The revised version, which is the novel that the world generally knows as Barry Lyndon, was shorter and tighter than the original serialization, and dropped the FitzBoodle, Ed. device. It generally is considered the first "novel without a hero" or novel with an antihero in the English language. Upon its publication in 1856, it was entitled by Thackeray's publisher The Memoirs of Barry Lyndon, Esq. Of The Kingdom Of Ireland Containing An Account of His Extraordinary Adventures; Misfortunes; His Sufferings In The Service Of His Late Prussian Majesty; His Visits To Many Courts of Europe; His Marriage and Splendid Establishments in England And Ireland; And The Many Cruel Persecutions, Conspiracies And Slanders Of Which He Has Been A Victim.[7]
Barry Lyndon departs from its source novel in several ways. In Thackeray's writings, events are related in the first person by Barry himself. A comic tone pervades the work, as Barry proves both a raconteur and an unreliable narrator. Kubrick's film, by contrast, presents the story objectively. Though the film contains voice-over (by actor Michael Hordern), the comments expressed are not Barry's, but those of anomniscient, although not entirely impartial, narrator. This change in perspective alters the tone of the story; Thackeray tells a jaunty, humorous tale, but Kubrick's telling is essentially tragic, with many subtle humorous jabs toward 18th century society, such as how Barry tries to learn the correct behavior for a gentleman, and pays a huge price when he does so.

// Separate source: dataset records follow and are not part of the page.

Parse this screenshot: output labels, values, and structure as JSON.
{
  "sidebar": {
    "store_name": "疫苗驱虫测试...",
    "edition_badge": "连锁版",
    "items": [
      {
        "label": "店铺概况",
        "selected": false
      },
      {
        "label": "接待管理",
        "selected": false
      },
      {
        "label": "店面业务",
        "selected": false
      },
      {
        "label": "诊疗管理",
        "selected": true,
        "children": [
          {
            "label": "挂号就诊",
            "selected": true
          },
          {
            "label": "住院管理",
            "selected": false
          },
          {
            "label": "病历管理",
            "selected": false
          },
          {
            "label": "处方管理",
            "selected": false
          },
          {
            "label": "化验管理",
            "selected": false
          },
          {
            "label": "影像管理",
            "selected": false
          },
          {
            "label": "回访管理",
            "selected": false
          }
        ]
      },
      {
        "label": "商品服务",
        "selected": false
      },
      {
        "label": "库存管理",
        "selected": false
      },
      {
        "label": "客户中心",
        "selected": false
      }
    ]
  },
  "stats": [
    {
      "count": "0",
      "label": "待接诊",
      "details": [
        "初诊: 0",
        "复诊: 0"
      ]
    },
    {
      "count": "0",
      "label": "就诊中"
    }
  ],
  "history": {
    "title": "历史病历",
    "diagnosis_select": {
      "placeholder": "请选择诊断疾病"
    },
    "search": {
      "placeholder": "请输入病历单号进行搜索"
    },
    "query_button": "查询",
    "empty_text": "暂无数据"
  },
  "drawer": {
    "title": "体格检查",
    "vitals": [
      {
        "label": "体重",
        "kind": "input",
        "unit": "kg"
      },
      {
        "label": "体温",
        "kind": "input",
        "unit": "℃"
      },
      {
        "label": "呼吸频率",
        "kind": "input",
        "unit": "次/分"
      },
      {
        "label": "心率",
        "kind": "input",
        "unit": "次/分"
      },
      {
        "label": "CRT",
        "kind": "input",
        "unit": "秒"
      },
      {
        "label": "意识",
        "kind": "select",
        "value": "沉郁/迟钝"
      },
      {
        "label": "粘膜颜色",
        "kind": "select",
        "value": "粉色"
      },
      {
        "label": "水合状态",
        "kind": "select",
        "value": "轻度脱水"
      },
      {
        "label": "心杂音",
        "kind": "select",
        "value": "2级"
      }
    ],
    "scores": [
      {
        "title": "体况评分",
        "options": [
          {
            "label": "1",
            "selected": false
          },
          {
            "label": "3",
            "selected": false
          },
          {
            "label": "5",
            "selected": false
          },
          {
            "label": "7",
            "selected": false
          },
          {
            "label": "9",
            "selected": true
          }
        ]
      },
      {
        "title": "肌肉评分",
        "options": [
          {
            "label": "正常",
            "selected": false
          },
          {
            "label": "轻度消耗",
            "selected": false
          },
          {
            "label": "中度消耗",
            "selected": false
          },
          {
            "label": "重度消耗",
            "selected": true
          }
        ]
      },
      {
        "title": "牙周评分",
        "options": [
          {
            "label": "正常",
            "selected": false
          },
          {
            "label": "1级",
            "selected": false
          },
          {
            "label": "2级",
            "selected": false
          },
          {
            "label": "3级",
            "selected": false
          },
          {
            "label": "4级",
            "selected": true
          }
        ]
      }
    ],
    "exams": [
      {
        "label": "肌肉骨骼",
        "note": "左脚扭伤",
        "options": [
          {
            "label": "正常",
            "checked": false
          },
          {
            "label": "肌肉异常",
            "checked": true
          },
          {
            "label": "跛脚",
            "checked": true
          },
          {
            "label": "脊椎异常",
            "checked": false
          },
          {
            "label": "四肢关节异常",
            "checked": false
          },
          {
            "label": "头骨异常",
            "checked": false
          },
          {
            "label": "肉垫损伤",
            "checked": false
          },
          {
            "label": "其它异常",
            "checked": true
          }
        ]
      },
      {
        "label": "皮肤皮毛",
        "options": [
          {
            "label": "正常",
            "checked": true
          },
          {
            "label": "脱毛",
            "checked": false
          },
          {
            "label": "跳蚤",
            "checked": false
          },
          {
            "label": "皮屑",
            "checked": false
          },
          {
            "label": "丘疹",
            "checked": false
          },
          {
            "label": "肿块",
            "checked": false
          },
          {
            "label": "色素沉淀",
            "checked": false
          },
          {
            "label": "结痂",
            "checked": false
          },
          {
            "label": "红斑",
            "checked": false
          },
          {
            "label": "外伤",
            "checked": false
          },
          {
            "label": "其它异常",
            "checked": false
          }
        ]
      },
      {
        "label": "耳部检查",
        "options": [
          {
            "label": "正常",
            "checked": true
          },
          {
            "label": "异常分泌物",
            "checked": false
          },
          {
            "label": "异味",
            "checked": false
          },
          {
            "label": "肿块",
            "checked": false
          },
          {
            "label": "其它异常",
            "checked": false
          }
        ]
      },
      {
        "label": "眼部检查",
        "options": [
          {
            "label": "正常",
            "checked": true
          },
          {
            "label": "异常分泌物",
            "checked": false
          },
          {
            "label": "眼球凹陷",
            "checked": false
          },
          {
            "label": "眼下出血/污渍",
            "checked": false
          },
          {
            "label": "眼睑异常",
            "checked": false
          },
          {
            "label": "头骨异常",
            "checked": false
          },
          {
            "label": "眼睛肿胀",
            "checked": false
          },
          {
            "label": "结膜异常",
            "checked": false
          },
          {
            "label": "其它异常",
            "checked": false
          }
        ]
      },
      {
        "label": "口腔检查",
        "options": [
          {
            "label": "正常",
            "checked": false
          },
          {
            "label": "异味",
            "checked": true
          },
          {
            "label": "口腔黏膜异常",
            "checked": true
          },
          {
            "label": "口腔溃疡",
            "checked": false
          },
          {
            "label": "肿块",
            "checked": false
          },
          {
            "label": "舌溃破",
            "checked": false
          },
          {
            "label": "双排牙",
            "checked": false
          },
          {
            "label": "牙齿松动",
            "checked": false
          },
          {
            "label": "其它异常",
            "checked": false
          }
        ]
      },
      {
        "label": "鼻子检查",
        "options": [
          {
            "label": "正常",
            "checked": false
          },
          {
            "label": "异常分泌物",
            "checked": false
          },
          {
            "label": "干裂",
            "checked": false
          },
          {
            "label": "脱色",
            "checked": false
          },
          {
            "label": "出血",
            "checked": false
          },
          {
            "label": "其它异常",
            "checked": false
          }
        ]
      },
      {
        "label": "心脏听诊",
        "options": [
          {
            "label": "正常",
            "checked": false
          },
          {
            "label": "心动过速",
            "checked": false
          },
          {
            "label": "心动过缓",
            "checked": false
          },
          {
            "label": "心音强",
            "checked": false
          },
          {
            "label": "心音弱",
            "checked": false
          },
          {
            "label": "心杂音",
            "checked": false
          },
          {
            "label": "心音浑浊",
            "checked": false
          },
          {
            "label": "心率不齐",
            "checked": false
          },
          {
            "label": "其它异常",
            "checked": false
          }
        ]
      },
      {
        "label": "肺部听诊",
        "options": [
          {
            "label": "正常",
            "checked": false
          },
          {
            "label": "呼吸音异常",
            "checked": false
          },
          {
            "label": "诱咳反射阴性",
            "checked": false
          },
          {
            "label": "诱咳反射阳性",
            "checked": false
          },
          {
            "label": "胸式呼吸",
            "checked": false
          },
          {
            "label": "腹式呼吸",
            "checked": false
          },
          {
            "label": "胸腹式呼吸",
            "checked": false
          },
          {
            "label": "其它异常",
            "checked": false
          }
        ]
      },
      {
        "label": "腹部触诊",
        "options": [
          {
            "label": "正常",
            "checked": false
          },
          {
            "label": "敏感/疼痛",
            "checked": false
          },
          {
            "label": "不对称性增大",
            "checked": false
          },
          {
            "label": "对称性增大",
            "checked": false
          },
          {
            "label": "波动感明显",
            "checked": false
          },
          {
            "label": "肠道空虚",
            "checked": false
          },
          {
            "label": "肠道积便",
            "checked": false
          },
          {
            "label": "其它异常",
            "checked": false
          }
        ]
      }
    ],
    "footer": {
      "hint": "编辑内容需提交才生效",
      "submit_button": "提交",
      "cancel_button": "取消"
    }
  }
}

Kubrick also changed the plot. The novel does not include a final duel. By adding this episode, Kubrick establishes dueling as the film's central motif: the film begins with a duel where Barry's father is shot dead, and duels recur throughout the film. Also, in Thackeray's novel, the Chevalier de Balibari (played by Patrick Magee in the film) is Barry's long-lost uncle ("Balibari" being a gentrified version of "Bally Barry," the family's home), and by marrying into the Lyndons, Barry intends to regain his family fortune (his ancestors were dispossessed by the Lyndons). In the film, Kubrick eliminated these familial connections from the story.